A Clare Benediction is an anthem by John Rutter, beginning May the Lord show his mercy upon you. Rutter wrote both the text and music of the composition to honour Clare College, Cambridge, where he had studied. The work was published by Oxford University Press in 1998.

== History, text and music ==
Rutter, who has had a long association with Clare College, Cambridge, having read music there in the 1960s and then returning as director of the chapel choir from 1975 to 1979, composed the anthem in 1998 in honour of his Alma mater, setting his own words. It is one of several choral benedictions, always for persons or institutions with special significance to the composer. Rutter's text, beginning "May the Lord show his mercy upon you", is a prayer for protection and guidance, when sleeping or awake, in life and after. The beginning is sung by the high voices, followed answered by lines sung by the low voices, alternating. The harmony is in tonality, with chromaticism used to intensify the words "May his spirit be ever by your side", sung by all voices.

A Clare Benediction was published by Oxford University Press in 1998, in versions for different voices and keyboard or orchestra. It was included in an ecumenical collection of sacred music for occasions, Musik für Kasualien, by Carus-Verlag. With a German translation, it appears in the first and general section of volume 5, music for choir and organ.

== Recordings ==
A Clare Benediction was recorded in 2002, together with Rutter's Requiem, other anthems and organ music, by the Choir of Clare College, with organist Nicholas Rimmer and conducted by Timothy Brown. It appears on a 2003 collection of Rutter's sacred music including the Mass of the Children, performed by the Cambridge Singers and the City of London Sinfonia, conducted by the composer.
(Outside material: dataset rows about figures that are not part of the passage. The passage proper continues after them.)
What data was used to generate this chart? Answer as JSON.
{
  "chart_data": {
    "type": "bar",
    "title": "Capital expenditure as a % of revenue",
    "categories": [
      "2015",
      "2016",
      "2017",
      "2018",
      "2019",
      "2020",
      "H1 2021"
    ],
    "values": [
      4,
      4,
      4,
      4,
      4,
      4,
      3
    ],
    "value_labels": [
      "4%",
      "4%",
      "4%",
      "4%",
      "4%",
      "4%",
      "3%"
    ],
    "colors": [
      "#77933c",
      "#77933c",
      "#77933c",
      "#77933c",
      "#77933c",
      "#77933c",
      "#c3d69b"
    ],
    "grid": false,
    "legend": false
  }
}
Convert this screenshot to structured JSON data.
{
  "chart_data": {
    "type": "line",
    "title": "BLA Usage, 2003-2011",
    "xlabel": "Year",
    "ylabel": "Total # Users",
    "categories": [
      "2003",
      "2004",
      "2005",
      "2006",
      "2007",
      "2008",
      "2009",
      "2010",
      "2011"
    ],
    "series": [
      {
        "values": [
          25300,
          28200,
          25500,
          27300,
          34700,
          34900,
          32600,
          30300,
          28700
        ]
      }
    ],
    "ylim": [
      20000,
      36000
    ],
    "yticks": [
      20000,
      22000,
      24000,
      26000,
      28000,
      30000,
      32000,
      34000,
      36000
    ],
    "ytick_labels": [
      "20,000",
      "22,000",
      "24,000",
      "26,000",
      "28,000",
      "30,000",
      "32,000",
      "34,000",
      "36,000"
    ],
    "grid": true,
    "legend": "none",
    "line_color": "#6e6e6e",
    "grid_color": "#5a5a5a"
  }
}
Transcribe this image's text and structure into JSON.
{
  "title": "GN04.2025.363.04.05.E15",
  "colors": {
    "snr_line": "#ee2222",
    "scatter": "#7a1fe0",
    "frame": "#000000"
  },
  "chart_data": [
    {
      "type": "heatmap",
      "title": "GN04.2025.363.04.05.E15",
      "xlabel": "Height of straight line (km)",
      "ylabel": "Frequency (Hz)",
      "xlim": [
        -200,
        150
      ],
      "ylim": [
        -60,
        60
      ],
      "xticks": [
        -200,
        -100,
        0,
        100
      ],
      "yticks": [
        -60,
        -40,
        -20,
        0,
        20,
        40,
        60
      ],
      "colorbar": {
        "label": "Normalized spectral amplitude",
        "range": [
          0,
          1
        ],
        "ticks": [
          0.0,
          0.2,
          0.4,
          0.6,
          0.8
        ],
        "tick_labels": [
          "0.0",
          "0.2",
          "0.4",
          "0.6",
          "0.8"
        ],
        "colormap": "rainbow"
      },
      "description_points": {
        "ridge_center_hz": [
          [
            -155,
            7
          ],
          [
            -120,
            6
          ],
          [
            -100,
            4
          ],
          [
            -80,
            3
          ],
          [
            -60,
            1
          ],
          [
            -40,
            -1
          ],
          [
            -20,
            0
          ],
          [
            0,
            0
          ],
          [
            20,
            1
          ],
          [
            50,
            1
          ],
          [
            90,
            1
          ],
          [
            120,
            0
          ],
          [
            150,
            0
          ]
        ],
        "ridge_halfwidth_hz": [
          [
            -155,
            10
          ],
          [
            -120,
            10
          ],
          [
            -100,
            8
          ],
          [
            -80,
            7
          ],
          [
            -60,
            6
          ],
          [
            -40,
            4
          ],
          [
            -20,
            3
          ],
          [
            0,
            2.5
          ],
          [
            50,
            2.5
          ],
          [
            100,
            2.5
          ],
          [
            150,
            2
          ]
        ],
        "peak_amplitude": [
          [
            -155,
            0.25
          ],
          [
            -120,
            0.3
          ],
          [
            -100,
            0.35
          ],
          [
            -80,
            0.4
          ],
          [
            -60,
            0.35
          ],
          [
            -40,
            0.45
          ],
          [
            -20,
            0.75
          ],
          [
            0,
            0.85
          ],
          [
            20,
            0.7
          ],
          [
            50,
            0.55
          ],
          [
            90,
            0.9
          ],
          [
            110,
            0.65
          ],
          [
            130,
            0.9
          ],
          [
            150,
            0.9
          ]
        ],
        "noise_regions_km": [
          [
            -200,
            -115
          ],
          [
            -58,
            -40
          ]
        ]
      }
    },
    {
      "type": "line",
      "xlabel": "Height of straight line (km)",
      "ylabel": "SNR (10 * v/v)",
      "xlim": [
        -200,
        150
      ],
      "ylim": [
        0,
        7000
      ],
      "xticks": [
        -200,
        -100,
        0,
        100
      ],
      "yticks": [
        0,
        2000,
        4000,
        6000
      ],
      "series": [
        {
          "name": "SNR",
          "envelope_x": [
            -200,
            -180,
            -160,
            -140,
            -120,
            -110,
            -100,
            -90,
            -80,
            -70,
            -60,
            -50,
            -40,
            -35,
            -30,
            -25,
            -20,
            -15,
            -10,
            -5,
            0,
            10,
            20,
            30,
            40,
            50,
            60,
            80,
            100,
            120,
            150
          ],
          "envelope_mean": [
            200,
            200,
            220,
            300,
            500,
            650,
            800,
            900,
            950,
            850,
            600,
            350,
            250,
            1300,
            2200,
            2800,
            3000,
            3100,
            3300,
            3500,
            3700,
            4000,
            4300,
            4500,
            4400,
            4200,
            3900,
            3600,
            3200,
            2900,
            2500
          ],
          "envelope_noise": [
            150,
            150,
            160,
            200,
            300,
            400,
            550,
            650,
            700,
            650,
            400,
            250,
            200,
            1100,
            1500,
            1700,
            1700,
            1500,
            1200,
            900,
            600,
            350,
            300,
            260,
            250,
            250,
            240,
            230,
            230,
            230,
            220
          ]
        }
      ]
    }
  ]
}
In June 2020, a performance entitled A Virtual Clare Benediction, made up of individual performances by over 200 alumni of Clare College, was released on YouTube to commemorate the 2020 Graduation Ceremony which was postponed due to lockdown restrictions. A Clare Benediction was later performed by the Choir of Clare College for these graduands during their graduation chapel service in April 2022.